Still, change is often tough on everyone. After tying Camden in a scoreless affair and getting slammed by Los Gatos 24-0, Washington Union went through the rest of the season going through some growing pains as Walsh changed the offense three times.
He kept things interesting by introducing odd formations that would later regurgitate years later in the NFL. Before there was William "the Refrigerator" Perry and before the inspiration behind that movement, Guy McIntyre, was even born, there was Steve Barnett. The big 250-pound offensive tackle was destined for the NFL and was used in a unique formation that Walsh had come up with for short-yardage situations: the Elephant series. Walsh would have three bigger running backs (or converted linemen) stand behind his other offensive linemen and would either have his quarterback hand off to one of them, keep the ball himself or hand it off to an end that was coming from the receiver spot on a fly-sweep.
However, their defense remained stellar all year long, pitching four shutouts. Despite closing out 1957 by losing to James Lick 25-6, the Huskies knew that they had something special brewing for 1958.

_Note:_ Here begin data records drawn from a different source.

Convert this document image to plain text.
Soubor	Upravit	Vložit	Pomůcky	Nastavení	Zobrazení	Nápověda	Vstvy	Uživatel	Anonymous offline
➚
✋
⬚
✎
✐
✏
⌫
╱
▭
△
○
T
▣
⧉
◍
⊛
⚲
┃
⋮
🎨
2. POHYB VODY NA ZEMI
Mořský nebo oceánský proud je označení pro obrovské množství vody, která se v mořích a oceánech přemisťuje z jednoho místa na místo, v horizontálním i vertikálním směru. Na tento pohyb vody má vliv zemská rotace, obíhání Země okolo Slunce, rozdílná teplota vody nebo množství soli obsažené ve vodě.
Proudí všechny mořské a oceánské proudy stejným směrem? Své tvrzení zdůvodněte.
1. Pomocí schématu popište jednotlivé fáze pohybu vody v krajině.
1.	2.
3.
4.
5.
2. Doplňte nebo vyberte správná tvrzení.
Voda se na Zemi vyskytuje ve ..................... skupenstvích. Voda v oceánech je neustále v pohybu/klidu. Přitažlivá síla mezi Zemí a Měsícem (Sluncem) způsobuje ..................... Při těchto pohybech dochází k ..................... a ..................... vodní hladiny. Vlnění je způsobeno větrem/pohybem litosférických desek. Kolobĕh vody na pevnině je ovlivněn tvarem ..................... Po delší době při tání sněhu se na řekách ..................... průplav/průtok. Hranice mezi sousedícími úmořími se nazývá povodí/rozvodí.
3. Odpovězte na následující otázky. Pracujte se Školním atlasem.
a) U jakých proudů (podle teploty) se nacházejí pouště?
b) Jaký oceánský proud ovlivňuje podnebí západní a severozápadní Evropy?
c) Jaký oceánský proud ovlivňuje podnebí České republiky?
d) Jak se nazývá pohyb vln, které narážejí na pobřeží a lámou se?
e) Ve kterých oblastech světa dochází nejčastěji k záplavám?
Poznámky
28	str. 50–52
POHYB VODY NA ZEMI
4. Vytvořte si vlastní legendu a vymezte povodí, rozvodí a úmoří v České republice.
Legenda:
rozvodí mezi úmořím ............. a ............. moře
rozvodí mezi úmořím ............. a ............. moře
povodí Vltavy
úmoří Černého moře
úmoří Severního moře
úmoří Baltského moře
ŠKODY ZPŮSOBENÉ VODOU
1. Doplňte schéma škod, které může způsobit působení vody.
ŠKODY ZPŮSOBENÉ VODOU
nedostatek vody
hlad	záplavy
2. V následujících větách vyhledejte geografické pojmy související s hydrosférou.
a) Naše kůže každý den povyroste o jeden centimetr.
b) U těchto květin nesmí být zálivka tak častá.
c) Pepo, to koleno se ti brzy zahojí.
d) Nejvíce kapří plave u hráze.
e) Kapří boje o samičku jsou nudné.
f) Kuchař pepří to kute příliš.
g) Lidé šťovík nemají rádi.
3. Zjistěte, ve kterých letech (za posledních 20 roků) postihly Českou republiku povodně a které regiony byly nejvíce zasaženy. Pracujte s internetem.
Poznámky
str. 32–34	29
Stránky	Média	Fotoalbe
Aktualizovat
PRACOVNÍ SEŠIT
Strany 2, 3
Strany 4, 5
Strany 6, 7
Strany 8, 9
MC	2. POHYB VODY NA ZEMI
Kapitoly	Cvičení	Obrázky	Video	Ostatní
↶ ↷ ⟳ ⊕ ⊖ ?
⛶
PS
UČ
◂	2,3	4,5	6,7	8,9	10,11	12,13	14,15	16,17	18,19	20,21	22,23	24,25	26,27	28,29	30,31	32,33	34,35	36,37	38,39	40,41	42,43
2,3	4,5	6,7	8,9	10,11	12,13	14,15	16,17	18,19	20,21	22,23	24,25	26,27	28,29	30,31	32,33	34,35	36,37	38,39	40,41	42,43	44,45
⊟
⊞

Going into 1958, Bill Walsh and his troops knew that if they hunkered down and really focused on working together maybe, just maybe, they could win the league title. They began the season shutting out San Lorenzo 12-0 and dominating Fremont (20-7), Willow Glen (25-13) and Samuel Ayer (45-9). Yes, his team was putting things together, but football has a way of humbling teams at just the right time.
In the fifth game of the season, the Huskies were on a roll against undefeated James Lick and had the ball in the Comets' red zone when the bottom fell out. the Huskies' running back fumbled at the goal line and watched as James Lick promptly returned the pigskin nearly 100 yards for the deciding score. James Lick: 9; Washington Union: 2.
Although he would live a career filled with heart-wrenching losses and awe-inspiring victories, Bill Walsh would never forget the pain he felt on that fateful Friday night in Centerville. Half a century later, he would still wake up in the middle of the night, haunted by the ashen faces of his Huskies.
From there, the Huskies would dominate the rest of the way. Much like the year before, they would dominate on defense while putting up just enough points to come away with the win. They squeezed by Los Gatos (7-6), pummeled Andrew Hill (24-7), shut out San Jose (13-0) and stayed focused til the end against Lincoln (19-12).
By season's end, the Huskies finished with the league title, were ranked as Northern California's fifth-best team and had eight players make up the 22-player all-county lineup, with six of those on offense. Far and away, the best season that Washington Union High School had ever had. But change was just around the corner.
Times were changing in the East Bay. In 1959, the school district split, costing Bill Walsh just about every single one of his returning starters. As a result, the Huskies won a single game that year. When the season was over, Walsh was hired away to coach under Cal's new head coach Marv Levy, entering a portal of infinite opportunity.
From then on, Bill Walsh was on a fast track to a very promising career where he would pick up new concepts wherever he went. From Cal and Stanford to Oakland and Cincinnati, Walsh would learn new tricks of the trade and gain lifelong connections that would prove invaluable down the line as he built a dynasty in San Francisco. And it all began in Centerville, California with a group of young overachievers who dared to challenge the status quo.